Don't wait for reimbursement. Rather than completing a claim form and waiting for reimbursement for your out of pocket eligible expenses, you can elect a Flexi-Card and pay your provider directly for qualified health care expenses.
Dependent Care Spending Account
Enables you to pay for work-related dependent care expenses with tax-free dollars. Eligible expenses may include daycare centers, in-home child care and before/after school care. You can set aside $5,000 ($2,500 if married and filing separately).

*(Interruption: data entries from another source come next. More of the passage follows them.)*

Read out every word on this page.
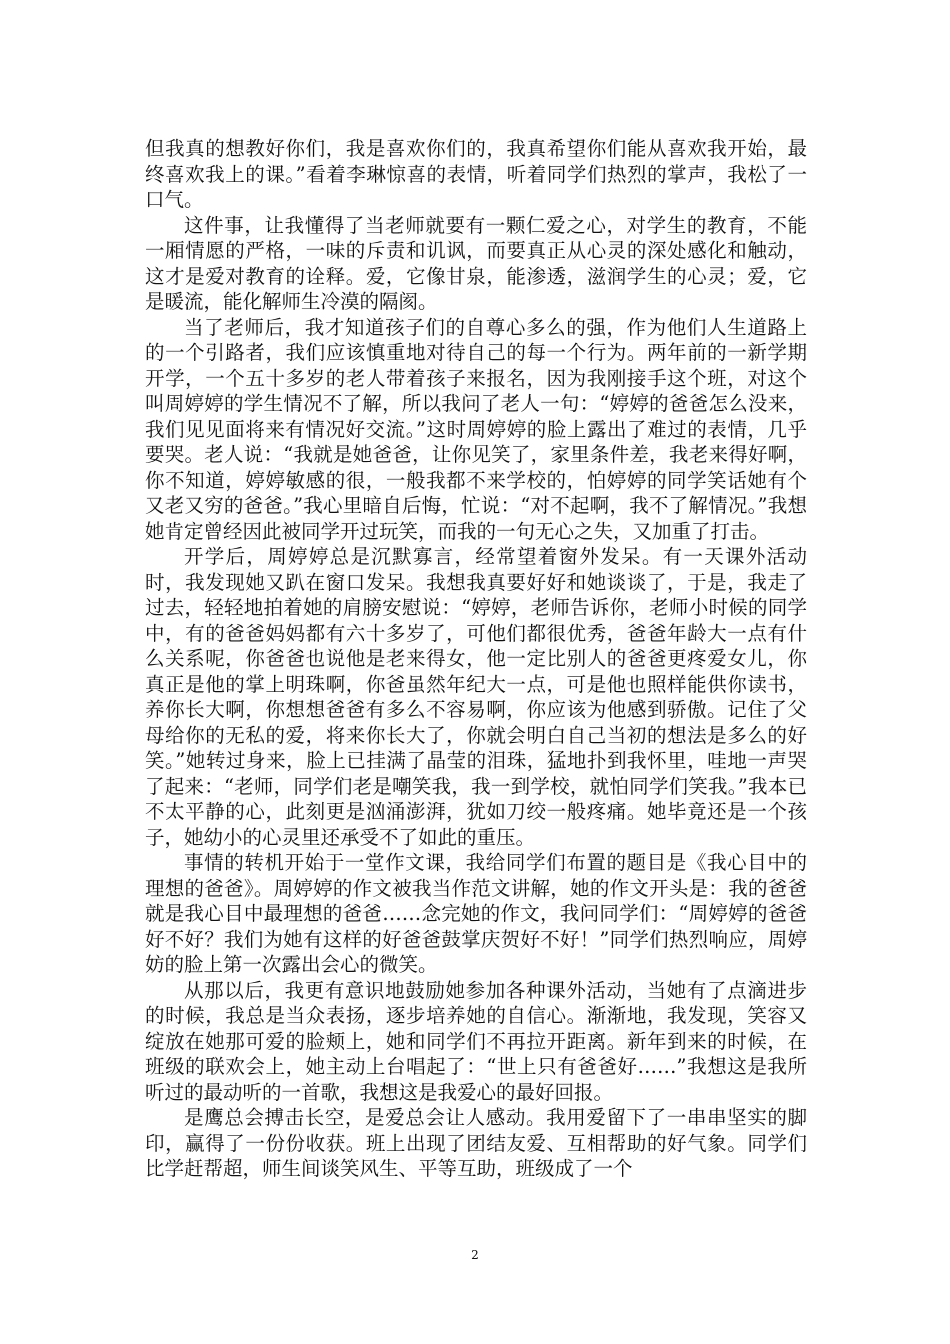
但我真的想教好你们，我是喜欢你们的，我真希望你们能从喜欢我开始，最终喜欢我上的课。”看着李琳惊喜的表情，听着同学们热烈的掌声，我松了一口气。

这件事，让我懂得了当老师就要有一颗仁爱之心，对学生的教育，不能一厢情愿的严格，一味的斥责和讥讽，而要真正从心灵的深处感化和触动，这才是爱对教育的诠释。爱，它像甘泉，能渗透，滋润学生的心灵；爱，它是暖流，能化解师生冷漠的隔阂。

当了老师后，我才知道孩子们的自尊心多么的强，作为他们人生道路上的一个引路者，我们应该慎重地对待自己的每一个行为。两年前的一新学期开学，一个五十多岁的老人带着孩子来报名，因为我刚接手这个班，对这个叫周婷婷的学生情况不了解，所以我问了老人一句：“婷婷的爸爸怎么没来，我们见见面将来有情况好交流。”这时周婷婷的脸上露出了难过的表情，几乎要哭。老人说：“我就是她爸爸，让你见笑了，家里条件差，我老来得好啊，你不知道，婷婷敏感的很，一般我都不来学校的，怕婷婷的同学笑话她有个又老又穷的爸爸。”我心里暗自后悔，忙说：“对不起啊，我不了解情况。”我想她肯定曾经因此被同学开过玩笑，而我的一句无心之失，又加重了打击。

开学后，周婷婷总是沉默寡言，经常望着窗外发呆。有一天课外活动时，我发现她又趴在窗口发呆。我想我真要好好和她谈谈了，于是，我走了过去，轻轻地拍着她的肩膀安慰说：“婷婷，老师告诉你，老师小时候的同学中，有的爸爸妈妈都有六十多岁了，可他们都很优秀，爸爸年龄大一点有什么关系呢，你爸爸也说他是老来得女，他一定比别人的爸爸更疼爱女儿，你真正是他的掌上明珠啊，你爸虽然年纪大一点，可是他也照样能供你读书，养你长大啊，你想想爸爸有多么不容易啊，你应该为他感到骄傲。记住了父母给你的无私的爱，将来你长大了，你就会明白自己当初的想法是多么的好笑。”她转过身来，脸上已挂满了晶莹的泪珠，猛地扑到我怀里，哇地一声哭了起来：“老师，同学们老是嘲笑我，我一到学校，就怕同学们笑我。”我本已不太平静的心，此刻更是汹涌澎湃，犹如刀绞一般疼痛。她毕竟还是一个孩子，她幼小的心灵里还承受不了如此的重压。

事情的转机开始于一堂作文课，我给同学们布置的题目是《我心目中的理想的爸爸》。周婷婷的作文被我当作范文讲解，她的作文开头是：我的爸爸就是我心目中最理想的爸爸……念完她的作文，我问同学们：“周婷婷的爸爸好不好？我们为她有这样的好爸爸鼓掌庆贺好不好！”同学们热烈响应，周婷妨的脸上第一次露出会心的微笑。

从那以后，我更有意识地鼓励她参加各种课外活动，当她有了点滴进步的时候，我总是当众表扬，逐步培养她的自信心。渐渐地，我发现，笑容又绽放在她那可爱的脸颊上，她和同学们不再拉开距离。新年到来的时候，在班级的联欢会上，她主动上台唱起了：“世上只有爸爸好……”我想这是我所听过的最动听的一首歌，我想这是我爱心的最好回报。

是鹰总会搏击长空，是爱总会让人感动。我用爱留下了一串串坚实的脚印，赢得了一份份收获。班上出现了团结友爱、互相帮助的好气象。同学们比学赶帮超，师生间谈笑风生、平等互助，班级成了一个

2
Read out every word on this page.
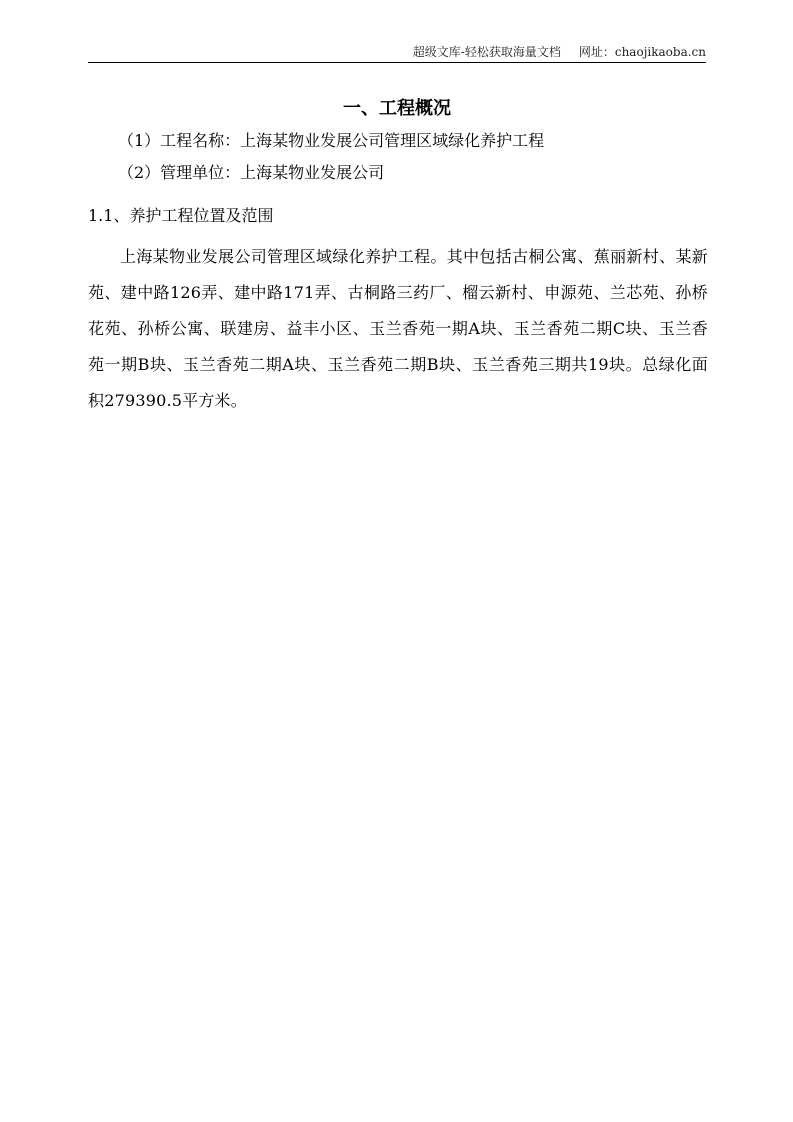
超级文库-轻松获取海量文档 网址：chaojikaoba.cn
一、工程概况
（1）工程名称：上海某物业发展公司管理区域绿化养护工程
（2）管理单位：上海某物业发展公司
1.1、养护工程位置及范围

上海某物业发展公司管理区域绿化养护工程。其中包括古桐公寓、蕉丽新村、某新苑、建中路126弄、建中路171弄、古桐路三药厂、榴云新村、申源苑、兰芯苑、孙桥花苑、孙桥公寓、联建房、益丰小区、玉兰香苑一期A块、玉兰香苑二期C块、玉兰香苑一期B块、玉兰香苑二期A块、玉兰香苑二期B块、玉兰香苑三期共19块。总绿化面积279390.5平方米。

You’re eligible to enroll in a Health Care FSA as long as you or your spouse aren’t actively contributing to a Health Savings Account (HSA). If you’re enrolled in a HSA, you can still take advantage of the tax benefits of a Dependent Care Spending Account.
How an FSA Works
If you elect to participate in an FSA, you must do the following:
- Each year, during Open Enrollment, you will need to enroll and determine the amount you want to contribute per paycheck.
- You may contribute up to $2,500 per plan year to the Health Care FSA.
- You can also contribute up to $5,000 per plan year to the Dependent Care FSA ($2,500 if married and filing separately).
- Contributions to your FSA are deducted from your paycheck in equal amounts throughout the year before taxes are taken out, which means more money in your wallet.